Type:UserIdParameter
Position:1
Default value:None
Required:True
Accept pipeline input:True
Accept wildcard characters:False
Applies to:Microsoft Teams, Lync Server 2010, Lync Server 2013, Skype for Business Online, Skype for Business Server 2015, Skype for Business Server 2019

-PassThru

Enables you to pass a user object through the pipeline that represents the user being assigned the policy. By default, the Grant-CsExternalAccessPolicy cmdlet does not pass objects through the pipeline.

Type:SwitchParameter
Position:Named
Default value:None
Required:False
Accept pipeline input:False
Accept wildcard characters:False
Applies to:Microsoft Teams, Lync Server 2010, Lync Server 2013, Skype for Business Online, Skype for Business Server 2015, Skype for Business Server 2019

-PolicyName

"Name" of the policy to be assigned. The PolicyName is simply the policy Identity minus the policy scope (the "tag:" prefix). For example, a policy with the Identity tag:Redmond has a PolicyName equal to Redmond; a policy with the Identity tag:RedmondAccessPolicy has a PolicyName equal to RedmondAccessPolicy.

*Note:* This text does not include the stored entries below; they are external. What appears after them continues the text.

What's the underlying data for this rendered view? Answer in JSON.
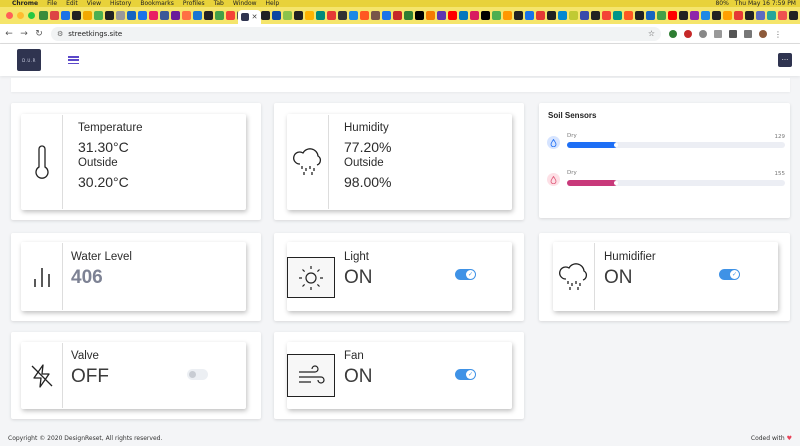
{
  "os_menu": {
    "app": "Chrome",
    "items": [
      "File",
      "Edit",
      "View",
      "History",
      "Bookmarks",
      "Profiles",
      "Tab",
      "Window",
      "Help"
    ],
    "battery": "80%",
    "clock": "Thu May 16  7:59 PM"
  },
  "browser": {
    "url": "streetkings.site",
    "favicon_colors": [
      "#3b8b3b",
      "#d44",
      "#1a73e8",
      "#222",
      "#f2a900",
      "#4caf50",
      "#222",
      "#999",
      "#1565c0",
      "#1a73e8",
      "#e91e63",
      "#3b5998",
      "#6a1b9a",
      "#ff7043",
      "#1976d2",
      "#222",
      "#43a047",
      "#f44336",
      "#555",
      "#e53935",
      "#222",
      "#0d47a1",
      "#8bc34a",
      "#222",
      "#ffb300",
      "#00897b",
      "#e53935",
      "#333",
      "#1e88e5",
      "#ff5722",
      "#795548",
      "#1a73e8",
      "#c62828",
      "#2e7d32",
      "#000",
      "#f57c00",
      "#5e35b1",
      "#ff0000",
      "#0277bd",
      "#d81b60",
      "#000",
      "#4caf50",
      "#ff9800",
      "#222",
      "#1a73e8",
      "#e53935",
      "#222",
      "#0288d1",
      "#c0ca33",
      "#3949ab",
      "#222",
      "#f44336",
      "#009688",
      "#ff5722",
      "#222",
      "#1565c0",
      "#43a047",
      "#ff0000",
      "#222",
      "#8e24aa",
      "#1e88e5",
      "#222",
      "#ffa000",
      "#e53935",
      "#222",
      "#5c6bc0",
      "#26a69a",
      "#ef5350",
      "#222",
      "#7e57c2",
      "#ff7043",
      "#222",
      "#29b6f6",
      "#66bb6a"
    ]
  },
  "header": {
    "logo_text": "D.U.R",
    "more_icon": "ellipsis-icon"
  },
  "cards": {
    "temperature": {
      "label": "Temperature",
      "value": "31.30°C",
      "outside_label": "Outside",
      "outside_value": "30.20°C",
      "icon": "thermometer-icon"
    },
    "humidity": {
      "label": "Humidity",
      "value": "77.20%",
      "outside_label": "Outside",
      "outside_value": "98.00%",
      "icon": "cloud-rain-icon"
    },
    "water_level": {
      "label": "Water Level",
      "value": "406",
      "icon": "bar-chart-icon"
    },
    "light": {
      "label": "Light",
      "state": "ON",
      "on": true,
      "icon": "sun-icon"
    },
    "humidifier": {
      "label": "Humidifier",
      "state": "ON",
      "on": true,
      "icon": "cloud-drizzle-icon"
    },
    "valve": {
      "label": "Valve",
      "state": "OFF",
      "on": false,
      "icon": "zap-off-icon"
    },
    "fan": {
      "label": "Fan",
      "state": "ON",
      "on": true,
      "icon": "wind-icon"
    }
  },
  "soil": {
    "title": "Soil Sensors",
    "sensors": [
      {
        "label": "Dry",
        "value": "129",
        "level": 0.23,
        "color": "#1e6ff5",
        "icon_bg": "#d6e4ff",
        "icon_color": "#1e6ff5"
      },
      {
        "label": "Dry",
        "value": "155",
        "level": 0.23,
        "color": "#c8397a",
        "icon_bg": "#fde0e6",
        "icon_color": "#e05a7a"
      }
    ]
  },
  "footer": {
    "copyright": "Copyright © 2020 DesignReset, All rights reserved.",
    "coded": "Coded with",
    "heart": "♥"
  }
}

To unassign a per-user policy previously assigned to a user, set the PolicyName parameter to $Null.

Type:String
Position:2
Default value:None
Required:False
Accept pipeline input:False
Accept wildcard characters:False
Applies to:Microsoft Teams, Lync Server 2010, Lync Server 2013, Skype for Business Online, Skype for Business Server 2015, Skype for Business Server 2019

-Rank

The rank of the policy assignment, relative to other group policy assignments for the same policy type.

Type:Int32
Position:Named
Default value:None
Required:True
Accept pipeline input:False
Accept wildcard characters:False

-Tenant

This parameter is reserved for internal Microsoft use.

Type:Guid
Position:Named
Default value:None
Required:False
Accept pipeline input:False
Accept wildcard characters:False
Applies to:Skype for Business Online

-WhatIf

Describes what would happen if you executed the command without actually executing the command.

Type:SwitchParameter
Aliases:wi
Position:Named
Default value:None
Required:False
Accept pipeline input:False
Accept wildcard characters:False
Applies to:Microsoft Teams, Lync Server 2010, Lync Server 2013, Skype for Business Online, Skype for Business Server 2015, Skype for Business Server 2019

Inputs

String value or Microsoft.Rtc.Management.ADConnect.Schema.ADUser object. Grant-CsExternalAccessPolicy accepts pipelined input of string values representing the Identity of a user account. The cmdlet also accepts pipelined input of user objects.

Microsoft.Rtc.Management.AD.UserIdParameter

String value or Microsoft.Rtc.Management.ADConnect.Schema.ADUser object. The Grant-CsExternalAccessPolicy cmdlet accepts pipelined input of string values representing the Identity of a user account. The cmdlet also accepts pipelined input of user objects.

Outputs

By default, Grant-CsExternalAccessPolicy does not return a value or object. However, if you include the PassThru parameter, the cmdlet will return instances of the Microsoft.Rtc.Management.ADConnect.Schema.OCSUserOrAppContact object.

System.Object

By default, the Grant-CsExternalAccessPolicy cmdlet does not return a value or object. However, if you include the PassThru parameter, the cmdlet will return instances of the Microsoft.Rtc.Management.ADConnect.Schema.OCSUserOrAppContact object.